Sources of air pollution include combustion, building materials and consumer products. The exposure to air contaminants can be through inhalation and transfer through other media e.g. fomites.
Properties of Air
Air is said to be a mixture of gases. Air contains about 80% nitrogen and 20% oxygen. The properties of air are: Air occupies space, Air has weight, and Air can be compressed
The water resources system consisting of water (in rivers, aquifers, and lakes) and water- and land-based ecosystems (watersheds, wetlands, and floodplains) is essential for the sustenance and health of all species.
As a source of natural capital, the water resources system provides fundamental input for a whole array of human needs and economic development activities.
As a sink, it is used as a receptor for wastewater discharges from point and nonpoint sources of pollution.
Fresh water sustains the integrity of the ecosystems that serve important ecological and hydrological functions and that people, especially the poor, often depend on directly.

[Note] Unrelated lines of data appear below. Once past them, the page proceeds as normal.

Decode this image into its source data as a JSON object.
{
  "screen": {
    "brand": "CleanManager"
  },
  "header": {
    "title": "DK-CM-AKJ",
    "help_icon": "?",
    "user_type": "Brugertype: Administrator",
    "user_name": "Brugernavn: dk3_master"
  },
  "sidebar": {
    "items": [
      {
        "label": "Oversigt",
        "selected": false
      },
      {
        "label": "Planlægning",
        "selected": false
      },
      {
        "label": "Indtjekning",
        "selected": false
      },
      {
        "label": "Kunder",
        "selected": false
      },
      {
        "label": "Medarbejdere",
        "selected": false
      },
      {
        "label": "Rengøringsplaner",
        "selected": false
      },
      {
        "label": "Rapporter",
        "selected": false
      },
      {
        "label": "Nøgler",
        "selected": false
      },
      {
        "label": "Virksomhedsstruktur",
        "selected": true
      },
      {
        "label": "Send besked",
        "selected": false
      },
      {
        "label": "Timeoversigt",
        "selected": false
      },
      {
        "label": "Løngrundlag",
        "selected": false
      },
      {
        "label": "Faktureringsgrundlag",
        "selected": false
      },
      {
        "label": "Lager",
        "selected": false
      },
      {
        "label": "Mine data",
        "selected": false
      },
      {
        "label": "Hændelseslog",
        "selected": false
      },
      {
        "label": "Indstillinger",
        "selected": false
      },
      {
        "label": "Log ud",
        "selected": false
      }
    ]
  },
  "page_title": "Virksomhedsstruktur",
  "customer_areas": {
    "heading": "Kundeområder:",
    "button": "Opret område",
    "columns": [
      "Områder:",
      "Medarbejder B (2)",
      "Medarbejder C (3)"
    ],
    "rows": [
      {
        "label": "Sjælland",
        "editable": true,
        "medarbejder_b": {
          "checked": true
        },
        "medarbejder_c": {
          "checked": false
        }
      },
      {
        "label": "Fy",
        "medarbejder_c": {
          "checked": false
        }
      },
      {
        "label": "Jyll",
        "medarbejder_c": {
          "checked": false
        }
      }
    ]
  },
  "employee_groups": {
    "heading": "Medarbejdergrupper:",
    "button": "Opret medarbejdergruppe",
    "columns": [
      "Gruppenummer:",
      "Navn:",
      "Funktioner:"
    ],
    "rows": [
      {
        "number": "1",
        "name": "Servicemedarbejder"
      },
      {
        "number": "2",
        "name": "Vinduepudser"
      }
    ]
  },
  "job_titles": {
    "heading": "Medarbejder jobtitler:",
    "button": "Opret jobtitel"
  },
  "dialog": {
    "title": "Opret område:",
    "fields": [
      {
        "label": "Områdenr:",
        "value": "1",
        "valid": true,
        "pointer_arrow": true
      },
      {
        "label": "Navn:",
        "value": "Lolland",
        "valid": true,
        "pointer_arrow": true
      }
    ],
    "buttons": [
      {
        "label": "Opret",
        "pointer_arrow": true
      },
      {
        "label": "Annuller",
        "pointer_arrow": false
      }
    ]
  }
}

Hence, it is essential to maintain the stability, health, and productivity of the water resources system (Rafik and Hans, 2001).
Properties of Water
Water exists in all three phases – solid, liquid and gas at atmospheric temperatures and pressures.
Water has high melting and boiling points.
High heat capacity
High heat of fusion and vaporization.
Water is less dense as a solid than as a liquid
Water has high surface tension
Dissolves other compounds easily
Facilitates most chemical reactions in living systems.
In summary, managing the different components of the environmental media will to a large extent help in managing the environment. The environmental media constitutes the natural resources.
An imbalance in the equilibrium of any of the medium could cause hazards to the lives of humans, animals and plants.
Environmental media is made up of soil, air and water, their interplay that could affect the ecosystem and cause changes in the quality of lives of humans, animals and plants.